Historic house in Virginia, United States

Pharsalia is a historic plantation house and farm complex located near Tyro, Nelson County, Virginia. The main house was built between 1814 and 1816 using slave labor, and is a one-story, 11 bay, linear, single-pile, Federal style, frame manor house. It has a standing seam metal gable roof and features a three-bay porch with a gable roof. It was enlarged in the mid-19th century to its current T-shaped plan. Also on the property are the contributing kitchen / laundry / slave hospital (1834), icehouse / School (c. 1834), crib barn (c. 1830), smokehouse (1814), weaving Room (c. 1814), several slave quarters (c. 1814, 1834), and privy (c. 1814). Also on the property are the sites of a commercial smokehouse (c. 1830) and mill (c. 1830).

It was listed on the National Register of Historic Places in 2009.

==Slavery==

The property was ordered constructed by American planter and Revolutionary War veteran Thomas Massie as a wedding present for his son William Massie (1795-1862) and his first wife, Sarah Steptoe (1796-1828). At the height of ownership, William owned close to 200 enslaved African-Americans who lived in twenty-five slave quartering buildings on the property. At William's death, there were 154 enslaved people living at Pharsalia who then fell into possession of his fourth wife, Maria Catherine Effinger (1814-1889), and his children. William began slave record keeping in 1815 after being gifted his first twenty-one slaves from his father and an additional amount from his first father-in-law, James Steptoe.

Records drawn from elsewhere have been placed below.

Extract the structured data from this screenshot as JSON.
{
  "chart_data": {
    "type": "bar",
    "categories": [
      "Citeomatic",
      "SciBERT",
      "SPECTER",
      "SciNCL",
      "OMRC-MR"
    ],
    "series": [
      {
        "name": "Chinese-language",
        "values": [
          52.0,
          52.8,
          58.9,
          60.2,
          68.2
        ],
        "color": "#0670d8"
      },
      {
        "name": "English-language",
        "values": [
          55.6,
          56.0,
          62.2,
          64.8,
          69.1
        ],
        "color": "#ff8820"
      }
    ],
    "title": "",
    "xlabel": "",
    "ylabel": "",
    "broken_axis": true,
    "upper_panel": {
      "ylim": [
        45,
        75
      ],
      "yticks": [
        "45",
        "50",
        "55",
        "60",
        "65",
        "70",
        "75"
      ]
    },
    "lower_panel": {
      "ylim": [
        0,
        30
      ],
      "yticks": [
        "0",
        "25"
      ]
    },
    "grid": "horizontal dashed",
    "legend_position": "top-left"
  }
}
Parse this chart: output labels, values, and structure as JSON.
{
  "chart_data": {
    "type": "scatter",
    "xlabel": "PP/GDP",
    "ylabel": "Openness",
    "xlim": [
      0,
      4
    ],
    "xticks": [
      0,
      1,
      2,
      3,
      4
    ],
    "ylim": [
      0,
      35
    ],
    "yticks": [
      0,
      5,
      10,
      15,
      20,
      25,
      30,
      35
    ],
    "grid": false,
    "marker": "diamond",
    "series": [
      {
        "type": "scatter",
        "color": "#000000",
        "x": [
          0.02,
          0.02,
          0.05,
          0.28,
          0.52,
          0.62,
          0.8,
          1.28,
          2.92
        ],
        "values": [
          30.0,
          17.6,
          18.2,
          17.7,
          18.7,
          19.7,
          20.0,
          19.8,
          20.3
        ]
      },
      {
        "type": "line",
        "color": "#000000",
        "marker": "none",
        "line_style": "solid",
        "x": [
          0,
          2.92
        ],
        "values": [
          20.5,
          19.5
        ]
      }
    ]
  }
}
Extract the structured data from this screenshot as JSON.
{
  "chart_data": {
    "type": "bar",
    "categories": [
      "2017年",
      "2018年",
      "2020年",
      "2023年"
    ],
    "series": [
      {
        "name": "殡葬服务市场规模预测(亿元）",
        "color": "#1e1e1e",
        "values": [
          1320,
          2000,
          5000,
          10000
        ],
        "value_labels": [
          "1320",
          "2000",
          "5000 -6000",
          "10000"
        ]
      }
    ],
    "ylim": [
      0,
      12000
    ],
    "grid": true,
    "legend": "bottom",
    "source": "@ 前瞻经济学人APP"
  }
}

Those enslaved at Pharsalia produced wheat, oats, hemp, tobacco, potatoes, bacon, whiskey, wool, apples, and other crops, and raised animals for the Massie family. William was also a prominent slave barterer, breeder, and seller in addition to owner, keeping meticulous records on those enslaved at Pharsalia and the crops they produced, and occasionally would detail their lives including their deaths and if they were sold and why in his "Negro Book." Over the course of his ownership of Pharsalia, William maintained numerous bills of sale for enslaved men, women, and children, many of whom were related and were thus separated from their family members upon sale.

Women and girls who were enslaved at Pharsalia were forced to have children as young as fourteen years old and would be forced to continue to have children for up to thirty years after; giving birth every one to two years. The higher the rates of survival for their births, the longer they were used by the Massie family for breeding.

In 1859, three years before his death, William Massie recorded that he had 62 enslaved people working in the fields who earned him an average of $81.41 yearly each—an amount totaling $5,047.42 or the equivalent of $181,226.70 as of 2023.

==Civil War==

During the American Civil War, Pharsalia was opened to Confederate troops for quartering and feeding by William's widow, Maria Effinger, who provided Confederate soldiers in the region food and shelter. Maria also contracted enslaved people at the Pharsalia plantation for laboring and impressment on Confederate fortifications, for horse maintenance and goods production during the war.